For high school students to apply to most colleges, they would have to take the SAT and ACT in order for the application to be completed. According to the Farmingdale Observer, starting in the spring of 2016, the College Board will introduce a redesign SAT exam in order to help students do well on the test. The major changes include using relevant words in context, focusing more on math that matters most and no penalty for wrong answers. The SAT however still occupies most of your day unlike taking the ACT where it only takes five hours. According to Newsday, over 800 colleges in the nation have the SAT and ACT optional to apply to their college which leads to the student deciding whether or not to take the test.

“Applying to college is similar to creating a puzzle,” said Karen Vahey, Dean of Admissions and Financial Aid. “The more pieces of the puzzle you submit, the greater the picture of who you are emerges in the eyes of the admission committee. Test scores are just one of many pieces to a puzzle.”

“When students don’t want to take the SAT/ACT I like to reinforce that the test can only help them,” said Mrs. Erin Royce, director of the guidance department at St. Dominic’s high school in Oyster Bay. “If they do well, they have the option of sending their scores to the schools they are applying to as an excellent representation of themselves. If they take the tests and do not do well, then they simply don’t send their scores and apply to test-optional schools. In other words, why not try!”

Encouraging students to try is easier said than done. In high school, there is always a percentage of students who want to take the test and students that do not. From an admissions standpoint, it is there job to encourage students to take the test because it will show that they will go the extra mile in not only applying to college but in life as well.

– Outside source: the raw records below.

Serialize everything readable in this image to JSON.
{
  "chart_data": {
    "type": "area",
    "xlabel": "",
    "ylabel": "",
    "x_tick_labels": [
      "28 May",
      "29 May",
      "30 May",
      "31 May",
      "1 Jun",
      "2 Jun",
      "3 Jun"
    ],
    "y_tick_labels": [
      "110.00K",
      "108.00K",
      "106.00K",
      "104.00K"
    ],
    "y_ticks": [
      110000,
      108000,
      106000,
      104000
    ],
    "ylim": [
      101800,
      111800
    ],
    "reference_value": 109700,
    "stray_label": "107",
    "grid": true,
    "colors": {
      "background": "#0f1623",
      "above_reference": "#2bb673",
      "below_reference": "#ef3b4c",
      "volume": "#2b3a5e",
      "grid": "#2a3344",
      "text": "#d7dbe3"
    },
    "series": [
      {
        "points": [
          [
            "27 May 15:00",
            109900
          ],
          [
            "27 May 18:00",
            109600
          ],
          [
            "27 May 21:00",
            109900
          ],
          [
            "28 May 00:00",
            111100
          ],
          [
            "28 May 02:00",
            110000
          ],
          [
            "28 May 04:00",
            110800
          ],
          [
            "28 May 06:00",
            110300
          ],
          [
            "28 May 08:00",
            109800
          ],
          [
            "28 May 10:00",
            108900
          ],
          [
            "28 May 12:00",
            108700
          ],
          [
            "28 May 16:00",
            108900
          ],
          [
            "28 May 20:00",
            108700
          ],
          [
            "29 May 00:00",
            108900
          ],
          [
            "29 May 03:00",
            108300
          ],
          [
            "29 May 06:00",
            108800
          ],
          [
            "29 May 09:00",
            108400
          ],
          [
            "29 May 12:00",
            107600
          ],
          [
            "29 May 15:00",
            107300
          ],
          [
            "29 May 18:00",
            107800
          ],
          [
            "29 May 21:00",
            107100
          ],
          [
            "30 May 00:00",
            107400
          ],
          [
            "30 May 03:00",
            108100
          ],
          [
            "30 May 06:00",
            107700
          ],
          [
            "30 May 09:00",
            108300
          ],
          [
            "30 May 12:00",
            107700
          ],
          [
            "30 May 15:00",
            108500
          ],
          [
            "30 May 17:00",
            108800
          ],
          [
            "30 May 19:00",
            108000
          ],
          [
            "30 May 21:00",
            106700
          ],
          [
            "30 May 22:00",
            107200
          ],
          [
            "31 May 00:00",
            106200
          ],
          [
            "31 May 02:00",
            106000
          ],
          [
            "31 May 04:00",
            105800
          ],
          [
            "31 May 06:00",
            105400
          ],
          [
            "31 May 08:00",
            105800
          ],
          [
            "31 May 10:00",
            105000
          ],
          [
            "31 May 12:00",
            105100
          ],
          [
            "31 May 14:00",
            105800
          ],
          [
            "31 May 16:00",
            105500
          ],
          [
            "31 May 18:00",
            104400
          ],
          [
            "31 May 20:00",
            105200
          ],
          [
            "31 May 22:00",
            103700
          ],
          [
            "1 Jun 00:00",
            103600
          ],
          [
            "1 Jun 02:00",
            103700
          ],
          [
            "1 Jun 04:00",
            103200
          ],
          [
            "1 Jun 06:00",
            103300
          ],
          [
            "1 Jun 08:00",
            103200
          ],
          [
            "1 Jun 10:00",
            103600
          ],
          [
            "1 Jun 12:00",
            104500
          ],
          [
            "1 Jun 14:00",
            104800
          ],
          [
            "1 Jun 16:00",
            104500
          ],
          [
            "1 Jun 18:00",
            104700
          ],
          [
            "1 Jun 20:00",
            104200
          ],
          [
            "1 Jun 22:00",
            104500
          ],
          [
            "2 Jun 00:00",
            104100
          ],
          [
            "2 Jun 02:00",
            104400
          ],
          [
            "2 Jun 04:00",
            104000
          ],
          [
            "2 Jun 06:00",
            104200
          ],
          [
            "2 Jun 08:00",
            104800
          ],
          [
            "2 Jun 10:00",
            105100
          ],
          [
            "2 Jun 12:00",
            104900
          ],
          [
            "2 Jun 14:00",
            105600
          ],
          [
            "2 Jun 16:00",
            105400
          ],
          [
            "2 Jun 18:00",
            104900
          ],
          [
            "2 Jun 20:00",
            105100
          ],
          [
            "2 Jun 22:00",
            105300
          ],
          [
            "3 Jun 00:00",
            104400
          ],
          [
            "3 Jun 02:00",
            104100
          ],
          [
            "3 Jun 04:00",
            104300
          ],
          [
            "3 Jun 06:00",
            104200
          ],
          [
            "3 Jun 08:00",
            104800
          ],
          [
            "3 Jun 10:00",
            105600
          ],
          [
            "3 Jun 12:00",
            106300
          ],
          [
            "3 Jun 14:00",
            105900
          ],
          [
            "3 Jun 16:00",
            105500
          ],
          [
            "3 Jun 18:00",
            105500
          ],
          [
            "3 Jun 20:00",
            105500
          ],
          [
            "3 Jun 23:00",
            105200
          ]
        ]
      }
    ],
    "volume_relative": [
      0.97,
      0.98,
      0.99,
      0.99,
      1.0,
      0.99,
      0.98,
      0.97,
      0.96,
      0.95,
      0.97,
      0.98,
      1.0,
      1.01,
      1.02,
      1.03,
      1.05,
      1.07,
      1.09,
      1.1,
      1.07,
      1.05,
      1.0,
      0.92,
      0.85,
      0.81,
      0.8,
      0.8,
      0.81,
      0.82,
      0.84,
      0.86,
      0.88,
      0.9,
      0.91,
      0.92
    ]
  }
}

“Before my arrival at NYIT, I served as the Director of Enrollment at Sarah Lawrence College which is a test-optional school,” said Vahey. “For us at Sarah Lawrence, being test-optional spoke to our pedagogy – we valued what we called, ‘conference work,’ the culmination of a semester of research and writing, rather than mid-terms and final exams. So it made sense to allow students to supplement their application for admission with essays and research papers rather than test scores. What I found interesting was that half of our applicants at Sarah Lawrence still chose to submit their test results. They were proud of their scores, and felt the results would complement the other pieces of their application for admission.”

With 800 colleges in the nation declaring the test optional, will NYIT make it 801?

“At this time, we will continue to require SAT or ACT scores from our applicants for undergraduate admission,” said Vahey.

In 2016, we may see some changes at NYIT regarding the admissions game. In terms of a college standpoint, acceptance rates may increase because taking away the pressure of the SAT/ACT allows a student to fully concentrate on their school work and not let one test determine the rest of their lives.

“I believe that more colleges will go test optional and that students will have to rely more on curriculum based tests such as SAT subject tests and AP exams,” said Royce.

However, change is in the air and who knows what college is going to next join the list. Recently, according to Newsday, Hofstra University is allowing the SAT/ACT optional to apply to the college which was a two year process.

“Test-optional is nothing new in admissions – the practice has been in place for more than a decade at some institutions,” said Vahey. “College-bound students still need to do their due diligence to find the school that is the right fit for them.”

“I am not sure if any of us in admissions have found the, ‘secret sauce’ in terms of the methods we use to review applications. I am sure that we, as professionals, are committed to finding students who are the best fit for our respective institutions.”

Until they find out the, “secret sauce,” it is important for students to still study hard for these tests because it is important to show more to the college that you want to attend. When you go the extra mile in your studies, you will see a light at the end of the tunnel knowing that you have done well. Don’t be a follower and not take the test, be a leader, take the test and secure your future.